Now, if prime ministerial, staffer and journalist comfort aren't your thing, our VIP planes are also resource pigs. Modern airliners are more fuel-efficient and, while still not good for the environment, are vastly superior to our geriatric jets. They go further faster, with less waste.
Given that Trudeau is now spraying stimulus dollars hither and yon, and that he's bitten the bullet and given the National Capital Commission carte blanche to fix 24 Sussex, he should allow the Department of National Defence to canvass options for replacing RCAF 001. If the government is going to give Boeing some fighter-replacement business, they could insist on a Dreamliner as part of the deal.

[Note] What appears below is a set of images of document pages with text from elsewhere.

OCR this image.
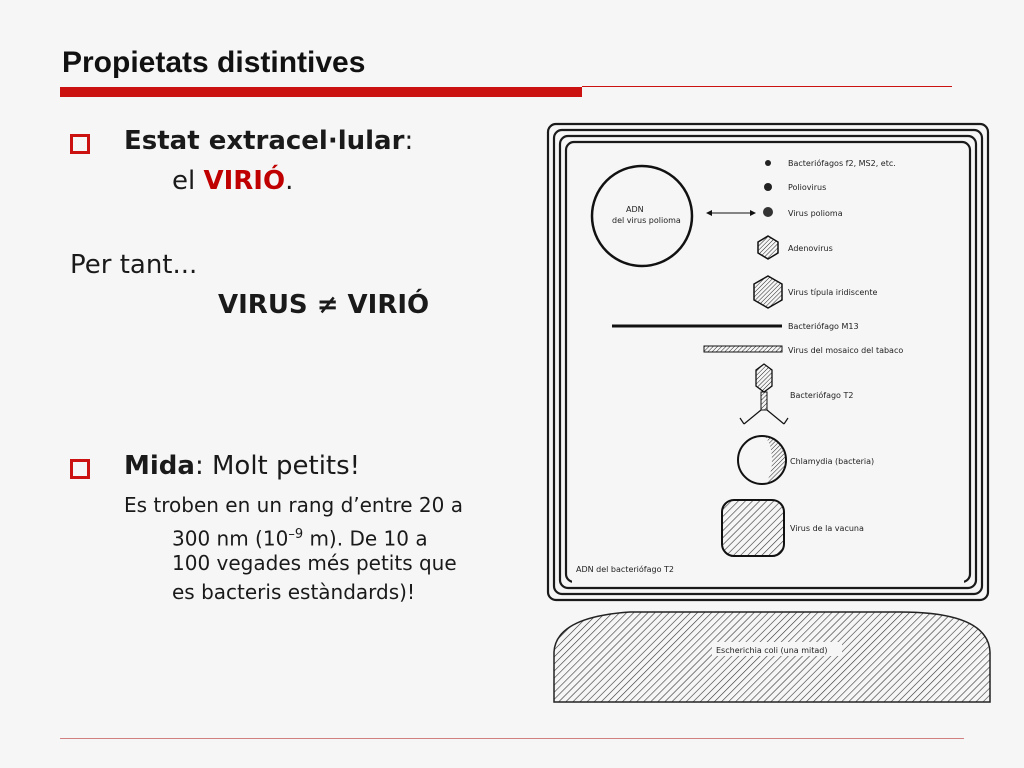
Propietats distintives
Estat extracel·lular:
el VIRIÓ.
Per tant...
VIRUS ≠ VIRIÓ
Mida: Molt petits!
Es troben en un rang d’entre 20 a
300 nm ($10^{-9}$ m). De 10 a
100 vegades més petits que
es bacteris estàndards)!
Escherichia coli (una mitad)
ADN
del virus polioma
Bacteriófagos f2, MS2, etc.
Poliovirus
Virus polioma
Adenovirus
Virus típula iridiscente
Bacteriófago M13
Virus del mosaico del tabaco
Bacteriófago T2
Chlamydia (bacteria)
Virus de la vacuna
ADN del bacteriófago T2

Or if they're insisting on saving Bombardier's bacon, they could at least ask for a few reconfigured C-series jets as part of the deal.
The best part is, it needn't be painful. Indeed, no sane journalist who travels with the prime minister would begrudge an upgrade. Their criticism would be as muted as post-CETA Wallonia. Upgrading our "flying Taj Mahal" — if we can even call it that now — is a price worth paying.